これはフランス的な、一貫した姿勢だろう。フランスは国家としても、テロリスト達にたいして一貫してその態度を採り続けている。
それこそが、敢えていえば復讐で、「ぼく」が「ぼく」になるための、スタンスなのだ。
禁酒をする私に、私はそのスタンスを重ねてみている。虐待者たちとともに飲む酒などは、たとえ菊正宗であろうが、私の大好物としてきたオーバカナルのパナッシェであろうが、一滴もない。きみたちのことなどは、知らないのだ。
付け加えて、病院、というものは、がんらい権威的で、出しゃばっていて、ひとの勝手都合も知らなければ、人情も知らない、――そうした一般的な見方、というのがある。ならば、作家が病院に通い続ける、という事態には、なにかしらの言い訳が必要なのではなかったか。

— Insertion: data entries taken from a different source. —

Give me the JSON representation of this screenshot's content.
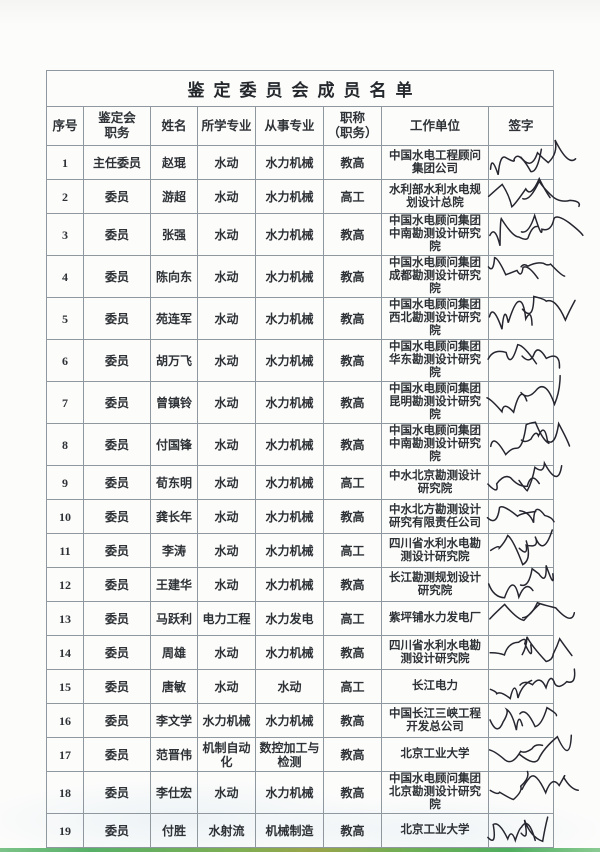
{
  "document": {
    "title": "鉴定委员会成员名单",
    "title_display": "鉴定委员会成员名单"
  },
  "table": {
    "headers": [
      "序号",
      "鉴定会\n职务",
      "姓名",
      "所学专业",
      "从事专业",
      "职称\n（职务）",
      "工作单位",
      "签字"
    ],
    "rows": [
      {
        "no": "1",
        "role": "主任委员",
        "name": "赵琨",
        "major": "水动",
        "profession": "水力机械",
        "title": "教高",
        "org": "中国水电工程顾问集团公司",
        "sig": "赵琨"
      },
      {
        "no": "2",
        "role": "委员",
        "name": "游超",
        "major": "水动",
        "profession": "水力机械",
        "title": "高工",
        "org": "水利部水利水电规划设计总院",
        "sig": "游超"
      },
      {
        "no": "3",
        "role": "委员",
        "name": "张强",
        "major": "水动",
        "profession": "水力机械",
        "title": "教高",
        "org": "中国水电顾问集团中南勘测设计研究院",
        "sig": "张强"
      },
      {
        "no": "4",
        "role": "委员",
        "name": "陈向东",
        "major": "水动",
        "profession": "水力机械",
        "title": "教高",
        "org": "中国水电顾问集团成都勘测设计研究院",
        "sig": "陈向东"
      },
      {
        "no": "5",
        "role": "委员",
        "name": "苑连军",
        "major": "水动",
        "profession": "水力机械",
        "title": "教高",
        "org": "中国水电顾问集团西北勘测设计研究院",
        "sig": "苑连军"
      },
      {
        "no": "6",
        "role": "委员",
        "name": "胡万飞",
        "major": "水动",
        "profession": "水力机械",
        "title": "教高",
        "org": "中国水电顾问集团华东勘测设计研究院",
        "sig": "胡万飞"
      },
      {
        "no": "7",
        "role": "委员",
        "name": "曾镇铃",
        "major": "水动",
        "profession": "水力机械",
        "title": "教高",
        "org": "中国水电顾问集团昆明勘测设计研究院",
        "sig": "曾镇铃"
      },
      {
        "no": "8",
        "role": "委员",
        "name": "付国锋",
        "major": "水动",
        "profession": "水力机械",
        "title": "教高",
        "org": "中国水电顾问集团中南勘测设计研究院",
        "sig": "付国锋"
      },
      {
        "no": "9",
        "role": "委员",
        "name": "荀东明",
        "major": "水动",
        "profession": "水力机械",
        "title": "高工",
        "org": "中水北京勘测设计研究院",
        "sig": "荀东明"
      },
      {
        "no": "10",
        "role": "委员",
        "name": "龚长年",
        "major": "水动",
        "profession": "水力机械",
        "title": "教高",
        "org": "中水北方勘测设计研究有限责任公司",
        "sig": "龚长年"
      },
      {
        "no": "11",
        "role": "委员",
        "name": "李涛",
        "major": "水动",
        "profession": "水力机械",
        "title": "高工",
        "org": "四川省水利水电勘测设计研究院",
        "sig": "李涛"
      },
      {
        "no": "12",
        "role": "委员",
        "name": "王建华",
        "major": "水动",
        "profession": "水力机械",
        "title": "教高",
        "org": "长江勘测规划设计研究院",
        "sig": "王建华"
      },
      {
        "no": "13",
        "role": "委员",
        "name": "马跃利",
        "major": "电力工程",
        "profession": "水力发电",
        "title": "高工",
        "org": "紫坪铺水力发电厂",
        "sig": "马跃利"
      },
      {
        "no": "14",
        "role": "委员",
        "name": "周雄",
        "major": "水动",
        "profession": "水力机械",
        "title": "教高",
        "org": "四川省水利水电勘测设计研究院",
        "sig": "周雄"
      },
      {
        "no": "15",
        "role": "委员",
        "name": "唐敏",
        "major": "水动",
        "profession": "水动",
        "title": "高工",
        "org": "长江电力",
        "sig": "唐敏"
      },
      {
        "no": "16",
        "role": "委员",
        "name": "李文学",
        "major": "水力机械",
        "profession": "水力机械",
        "title": "教高",
        "org": "中国长江三峡工程开发总公司",
        "sig": "李文学"
      },
      {
        "no": "17",
        "role": "委员",
        "name": "范晋伟",
        "major": "机制自动化",
        "profession": "数控加工与检测",
        "title": "教高",
        "org": "北京工业大学",
        "sig": "范晋伟"
      },
      {
        "no": "18",
        "role": "委员",
        "name": "李仕宏",
        "major": "水动",
        "profession": "水力机械",
        "title": "教高",
        "org": "中国水电顾问集团北京勘测设计研究院",
        "sig": "李仕宏"
      },
      {
        "no": "19",
        "role": "委员",
        "name": "付胜",
        "major": "水射流",
        "profession": "机械制造",
        "title": "教高",
        "org": "北京工业大学",
        "sig": "付胜"
      }
    ]
  },
  "colors": {
    "ink": "#2e3236",
    "table_border": "#8e989e",
    "signature_ink": "#262630",
    "scan_edge_green": "#57b068"
  }
}
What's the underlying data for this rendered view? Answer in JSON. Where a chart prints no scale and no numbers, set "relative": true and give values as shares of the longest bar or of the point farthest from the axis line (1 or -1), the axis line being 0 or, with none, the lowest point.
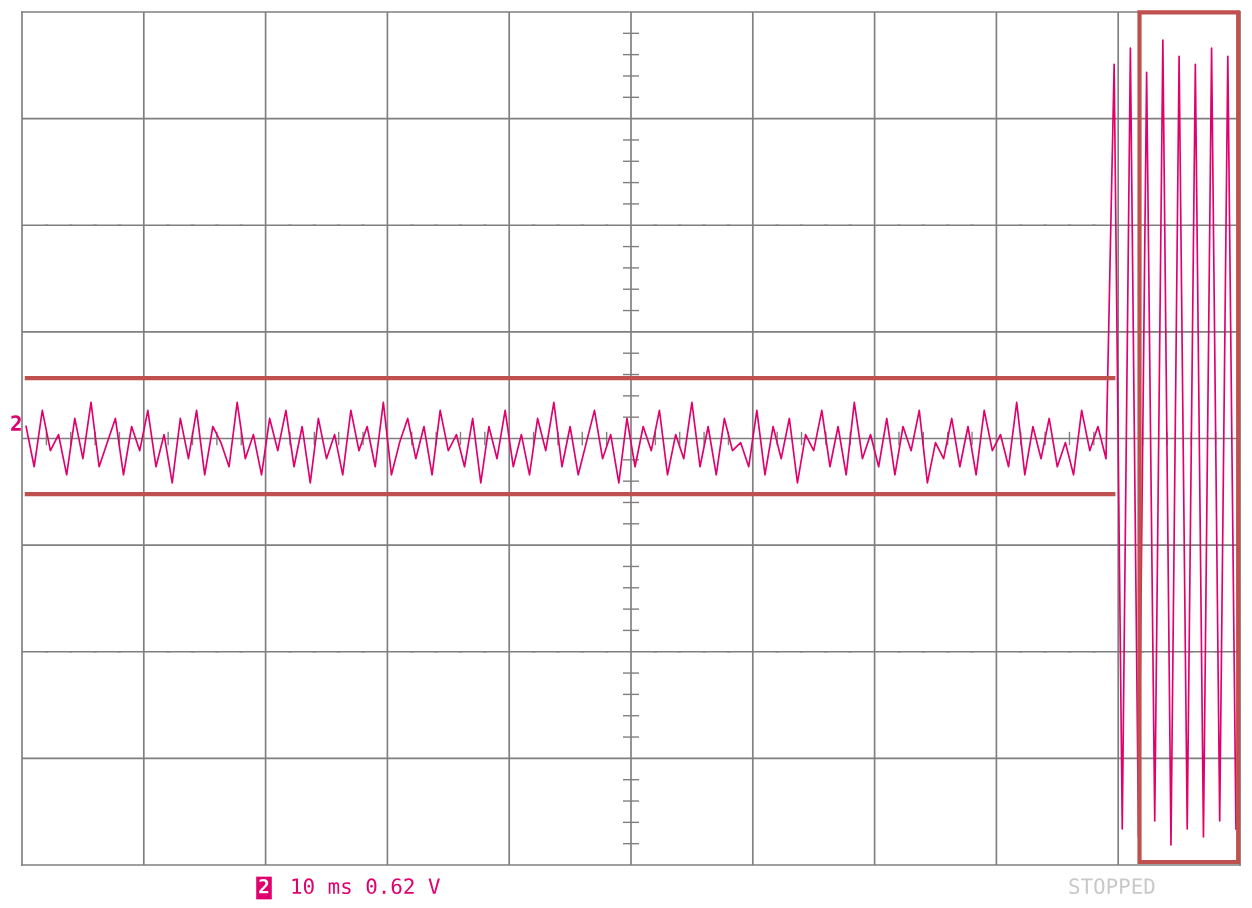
{
  "chart_data": {
    "type": "line",
    "relative": true,
    "grid": true,
    "ref_lines": [
      {
        "axis": "y",
        "value": 0.58,
        "color": "#c0504d"
      },
      {
        "axis": "y",
        "value": 0.436,
        "color": "#c0504d"
      }
    ],
    "marker": "none",
    "line_style": "solid",
    "categories": [
      null,
      null,
      null,
      null,
      null,
      null,
      null,
      null,
      null,
      null,
      null,
      null,
      null,
      null,
      null,
      null,
      null,
      null,
      null,
      null,
      null,
      null,
      null,
      null,
      null,
      null,
      null,
      null,
      null,
      null,
      null,
      null,
      null,
      null,
      null,
      null,
      null,
      null,
      null,
      null,
      null,
      null,
      null,
      null,
      null,
      null,
      null,
      null,
      null,
      null,
      null,
      null,
      null,
      null,
      null,
      null,
      null,
      null,
      null,
      null,
      null,
      null,
      null,
      null,
      null,
      null,
      null,
      null,
      null,
      null,
      null,
      null,
      null,
      null,
      null,
      null,
      null,
      null,
      null,
      null,
      null,
      null,
      null,
      null,
      null,
      null,
      null,
      null,
      null,
      null,
      null,
      null,
      null,
      null,
      null,
      null,
      null,
      null,
      null,
      null,
      null,
      null,
      null,
      null,
      null,
      null,
      null,
      null,
      null,
      null,
      null,
      null,
      null,
      null,
      null,
      null,
      null,
      null,
      null,
      null,
      null,
      null,
      null,
      null,
      null,
      null,
      null,
      null,
      null,
      null,
      null,
      null,
      null,
      null,
      null,
      null,
      null,
      null,
      null,
      null,
      null,
      null,
      null,
      null,
      null,
      null,
      null,
      null,
      null,
      null
    ],
    "series": [
      {
        "color": "#e0006e",
        "values": [
          0.52,
          0.47,
          0.54,
          0.49,
          0.51,
          0.46,
          0.53,
          0.48,
          0.55,
          0.47,
          0.5,
          0.53,
          0.46,
          0.52,
          0.49,
          0.54,
          0.47,
          0.51,
          0.45,
          0.53,
          0.48,
          0.54,
          0.46,
          0.52,
          0.5,
          0.47,
          0.55,
          0.48,
          0.51,
          0.46,
          0.53,
          0.49,
          0.54,
          0.47,
          0.52,
          0.45,
          0.53,
          0.48,
          0.51,
          0.46,
          0.54,
          0.49,
          0.52,
          0.47,
          0.55,
          0.46,
          0.5,
          0.53,
          0.48,
          0.52,
          0.46,
          0.54,
          0.49,
          0.51,
          0.47,
          0.53,
          0.45,
          0.52,
          0.48,
          0.54,
          0.47,
          0.51,
          0.46,
          0.53,
          0.49,
          0.55,
          0.47,
          0.52,
          0.46,
          0.5,
          0.54,
          0.48,
          0.51,
          0.45,
          0.53,
          0.47,
          0.52,
          0.49,
          0.54,
          0.46,
          0.51,
          0.48,
          0.55,
          0.47,
          0.52,
          0.46,
          0.53,
          0.49,
          0.5,
          0.47,
          0.54,
          0.46,
          0.52,
          0.48,
          0.53,
          0.45,
          0.51,
          0.49,
          0.54,
          0.47,
          0.52,
          0.46,
          0.55,
          0.48,
          0.51,
          0.47,
          0.53,
          0.46,
          0.52,
          0.49,
          0.54,
          0.45,
          0.5,
          0.48,
          0.53,
          0.47,
          0.52,
          0.46,
          0.54,
          0.49,
          0.51,
          0.47,
          0.55,
          0.46,
          0.52,
          0.48,
          0.53,
          0.47,
          0.5,
          0.46,
          0.54,
          0.49,
          0.52,
          0.48,
          0.97,
          0.02,
          0.99,
          0.01,
          0.96,
          0.03,
          1.0,
          0.0,
          0.98,
          0.02,
          0.97,
          0.01,
          0.99,
          0.03,
          0.98,
          0.02
        ]
      }
    ],
    "annotations": [
      "2",
      "2",
      "10 ms 0.62 V",
      "STOPPED"
    ]
  }
}
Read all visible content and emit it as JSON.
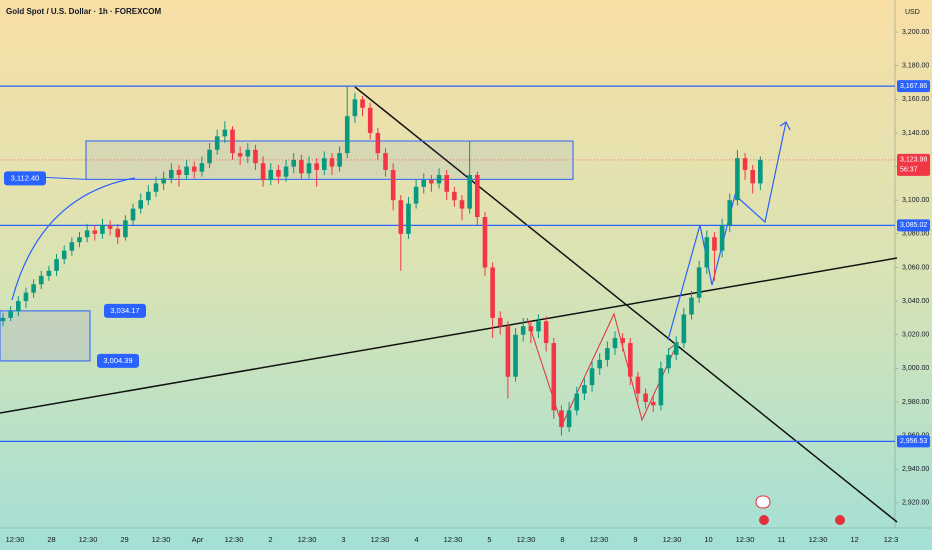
{
  "chart_data": {
    "type": "candlestick",
    "title": "Gold Spot / U.S. Dollar · 1h · FOREXCOM",
    "currency": "USD",
    "up_color": "#089981",
    "down_color": "#f23645",
    "ylim": [
      2905.6,
      3219.1
    ],
    "yticks": [
      {
        "value": 3200,
        "label": "3,200.00"
      },
      {
        "value": 3180,
        "label": "3,180.00"
      },
      {
        "value": 3160,
        "label": "3,160.00"
      },
      {
        "value": 3140,
        "label": "3,140.00"
      },
      {
        "value": 3120,
        "label": "3,120.00"
      },
      {
        "value": 3100,
        "label": "3,100.00"
      },
      {
        "value": 3080,
        "label": "3,080.00"
      },
      {
        "value": 3060,
        "label": "3,060.00"
      },
      {
        "value": 3040,
        "label": "3,040.00"
      },
      {
        "value": 3020,
        "label": "3,020.00"
      },
      {
        "value": 3000,
        "label": "3,000.00"
      },
      {
        "value": 2980,
        "label": "2,980.00"
      },
      {
        "value": 2960,
        "label": "2,960.00"
      },
      {
        "value": 2940,
        "label": "2,940.00"
      },
      {
        "value": 2920,
        "label": "2,920.00"
      }
    ],
    "x_labels": [
      "12:30",
      "28",
      "12:30",
      "29",
      "12:30",
      "Apr",
      "12:30",
      "2",
      "12:30",
      "3",
      "12:30",
      "4",
      "12:30",
      "5",
      "12:30",
      "8",
      "12:30",
      "9",
      "12:30",
      "10",
      "12:30",
      "11",
      "12:30",
      "12",
      "12:3"
    ],
    "levels": [
      {
        "value": 3167.86,
        "label": "3,167.86"
      },
      {
        "value": 3085.02,
        "label": "3,085.02"
      },
      {
        "value": 2956.53,
        "label": "2,956.53"
      }
    ],
    "last_price": {
      "value": 3123.98,
      "label": "3,123.98"
    },
    "countdown": "56:37",
    "zone_low": {
      "value": 3112.4,
      "label": "3,112.40"
    },
    "range_high": {
      "value": 3034.17,
      "label": "3,034.17"
    },
    "range_low": {
      "value": 3004.39,
      "label": "3,004.39"
    },
    "candles": [
      [
        3028,
        3033,
        3025,
        3030
      ],
      [
        3030,
        3037,
        3028,
        3034
      ],
      [
        3034,
        3043,
        3031,
        3040
      ],
      [
        3040,
        3048,
        3036,
        3045
      ],
      [
        3045,
        3053,
        3042,
        3050
      ],
      [
        3050,
        3058,
        3047,
        3055
      ],
      [
        3055,
        3061,
        3052,
        3058
      ],
      [
        3058,
        3068,
        3055,
        3065
      ],
      [
        3065,
        3073,
        3062,
        3070
      ],
      [
        3070,
        3078,
        3067,
        3075
      ],
      [
        3075,
        3081,
        3072,
        3078
      ],
      [
        3078,
        3086,
        3075,
        3082
      ],
      [
        3082,
        3085,
        3076,
        3080
      ],
      [
        3080,
        3089,
        3077,
        3085
      ],
      [
        3085,
        3088,
        3079,
        3083
      ],
      [
        3083,
        3086,
        3074,
        3078
      ],
      [
        3078,
        3091,
        3076,
        3088
      ],
      [
        3088,
        3098,
        3085,
        3095
      ],
      [
        3095,
        3104,
        3092,
        3100
      ],
      [
        3100,
        3109,
        3097,
        3105
      ],
      [
        3105,
        3114,
        3102,
        3110
      ],
      [
        3110,
        3117,
        3106,
        3113
      ],
      [
        3113,
        3122,
        3110,
        3118
      ],
      [
        3118,
        3121,
        3108,
        3115
      ],
      [
        3115,
        3124,
        3112,
        3120
      ],
      [
        3120,
        3123,
        3113,
        3117
      ],
      [
        3117,
        3126,
        3114,
        3122
      ],
      [
        3122,
        3134,
        3119,
        3130
      ],
      [
        3130,
        3142,
        3127,
        3138
      ],
      [
        3138,
        3147,
        3134,
        3142
      ],
      [
        3142,
        3144,
        3124,
        3128
      ],
      [
        3128,
        3132,
        3121,
        3126
      ],
      [
        3126,
        3134,
        3122,
        3130
      ],
      [
        3130,
        3133,
        3118,
        3122
      ],
      [
        3122,
        3126,
        3108,
        3112
      ],
      [
        3112,
        3122,
        3109,
        3118
      ],
      [
        3118,
        3121,
        3110,
        3114
      ],
      [
        3114,
        3124,
        3111,
        3120
      ],
      [
        3120,
        3128,
        3116,
        3124
      ],
      [
        3124,
        3127,
        3112,
        3116
      ],
      [
        3116,
        3126,
        3113,
        3122
      ],
      [
        3122,
        3125,
        3108,
        3118
      ],
      [
        3118,
        3129,
        3115,
        3125
      ],
      [
        3125,
        3128,
        3115,
        3120
      ],
      [
        3120,
        3132,
        3117,
        3128
      ],
      [
        3128,
        3168,
        3125,
        3150
      ],
      [
        3150,
        3164,
        3146,
        3160
      ],
      [
        3160,
        3162,
        3150,
        3155
      ],
      [
        3155,
        3158,
        3136,
        3140
      ],
      [
        3140,
        3143,
        3124,
        3128
      ],
      [
        3128,
        3131,
        3114,
        3118
      ],
      [
        3118,
        3122,
        3094,
        3100
      ],
      [
        3100,
        3103,
        3058,
        3080
      ],
      [
        3080,
        3102,
        3077,
        3098
      ],
      [
        3098,
        3112,
        3095,
        3108
      ],
      [
        3108,
        3116,
        3104,
        3112
      ],
      [
        3112,
        3115,
        3105,
        3110
      ],
      [
        3110,
        3119,
        3107,
        3115
      ],
      [
        3115,
        3118,
        3100,
        3105
      ],
      [
        3105,
        3108,
        3096,
        3100
      ],
      [
        3100,
        3103,
        3088,
        3095
      ],
      [
        3095,
        3135,
        3092,
        3115
      ],
      [
        3115,
        3117,
        3085,
        3090
      ],
      [
        3090,
        3093,
        3055,
        3060
      ],
      [
        3060,
        3063,
        3018,
        3030
      ],
      [
        3030,
        3034,
        3020,
        3025
      ],
      [
        3025,
        3028,
        2982,
        2995
      ],
      [
        2995,
        3024,
        2992,
        3020
      ],
      [
        3020,
        3030,
        3016,
        3025
      ],
      [
        3025,
        3028,
        3015,
        3022
      ],
      [
        3022,
        3032,
        3018,
        3028
      ],
      [
        3028,
        3031,
        3010,
        3015
      ],
      [
        3015,
        3018,
        2970,
        2975
      ],
      [
        2975,
        2978,
        2960,
        2965
      ],
      [
        2965,
        2980,
        2962,
        2975
      ],
      [
        2975,
        2989,
        2972,
        2985
      ],
      [
        2985,
        2994,
        2981,
        2990
      ],
      [
        2990,
        3004,
        2986,
        3000
      ],
      [
        3000,
        3009,
        2996,
        3005
      ],
      [
        3005,
        3016,
        3001,
        3012
      ],
      [
        3012,
        3022,
        3008,
        3018
      ],
      [
        3018,
        3021,
        3010,
        3015
      ],
      [
        3015,
        3018,
        2990,
        2995
      ],
      [
        2995,
        2998,
        2980,
        2985
      ],
      [
        2985,
        2988,
        2976,
        2980
      ],
      [
        2980,
        2984,
        2974,
        2978
      ],
      [
        2978,
        3004,
        2975,
        3000
      ],
      [
        3000,
        3012,
        2997,
        3008
      ],
      [
        3008,
        3019,
        3005,
        3015
      ],
      [
        3015,
        3036,
        3012,
        3032
      ],
      [
        3032,
        3046,
        3029,
        3042
      ],
      [
        3042,
        3064,
        3039,
        3060
      ],
      [
        3060,
        3082,
        3056,
        3078
      ],
      [
        3078,
        3081,
        3052,
        3070
      ],
      [
        3070,
        3089,
        3066,
        3085
      ],
      [
        3085,
        3104,
        3081,
        3100
      ],
      [
        3100,
        3130,
        3097,
        3125
      ],
      [
        3125,
        3128,
        3112,
        3118
      ],
      [
        3118,
        3121,
        3104,
        3110
      ],
      [
        3110,
        3126,
        3106,
        3124
      ]
    ]
  }
}
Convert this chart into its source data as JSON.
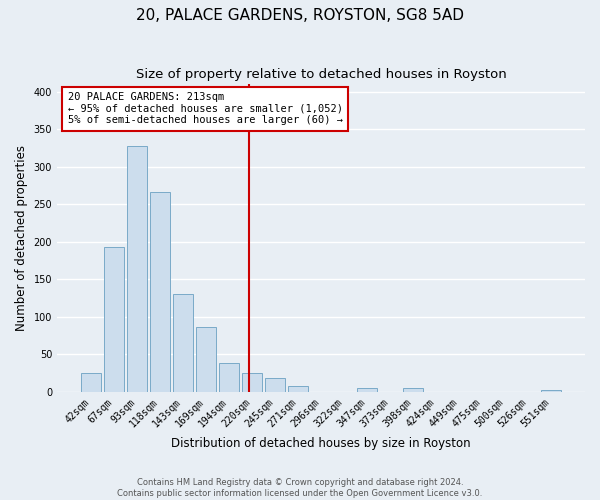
{
  "title": "20, PALACE GARDENS, ROYSTON, SG8 5AD",
  "subtitle": "Size of property relative to detached houses in Royston",
  "xlabel": "Distribution of detached houses by size in Royston",
  "ylabel": "Number of detached properties",
  "bar_labels": [
    "42sqm",
    "67sqm",
    "93sqm",
    "118sqm",
    "143sqm",
    "169sqm",
    "194sqm",
    "220sqm",
    "245sqm",
    "271sqm",
    "296sqm",
    "322sqm",
    "347sqm",
    "373sqm",
    "398sqm",
    "424sqm",
    "449sqm",
    "475sqm",
    "500sqm",
    "526sqm",
    "551sqm"
  ],
  "bar_values": [
    25,
    193,
    328,
    266,
    130,
    87,
    39,
    25,
    18,
    8,
    0,
    0,
    5,
    0,
    5,
    0,
    0,
    0,
    0,
    0,
    3
  ],
  "bar_color": "#ccdded",
  "bar_edge_color": "#7aaac8",
  "vline_color": "#cc0000",
  "vline_x": 6.88,
  "ylim": [
    0,
    410
  ],
  "yticks": [
    0,
    50,
    100,
    150,
    200,
    250,
    300,
    350,
    400
  ],
  "annotation_text": "20 PALACE GARDENS: 213sqm\n← 95% of detached houses are smaller (1,052)\n5% of semi-detached houses are larger (60) →",
  "annotation_box_color": "#cc0000",
  "footer_line1": "Contains HM Land Registry data © Crown copyright and database right 2024.",
  "footer_line2": "Contains public sector information licensed under the Open Government Licence v3.0.",
  "bg_color": "#e8eef4",
  "grid_color": "#ffffff",
  "title_fontsize": 11,
  "subtitle_fontsize": 9.5,
  "ylabel_fontsize": 8.5,
  "xlabel_fontsize": 8.5,
  "tick_fontsize": 7,
  "annotation_fontsize": 7.5,
  "footer_fontsize": 6
}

事実のところをみると、岡野憲一郎先生と、カウンセラーの先生の治療によって、私は多くの手札をもらってきた。どれも有益なカードばかりだ。幾分かカードはかさばってきたかもしれない。ならば、クリニックに通い続けてしまっている情けない人間として、ひとつのイベントを拵えることには若干の意味が生まれるかもしれない。さて、新たなフェーズに入ってみましょう、ゲームはどうやら続けていきましょう、とカードを切って、場に棄てる、そのカードこそ酒、という文字が記された道化師なのである。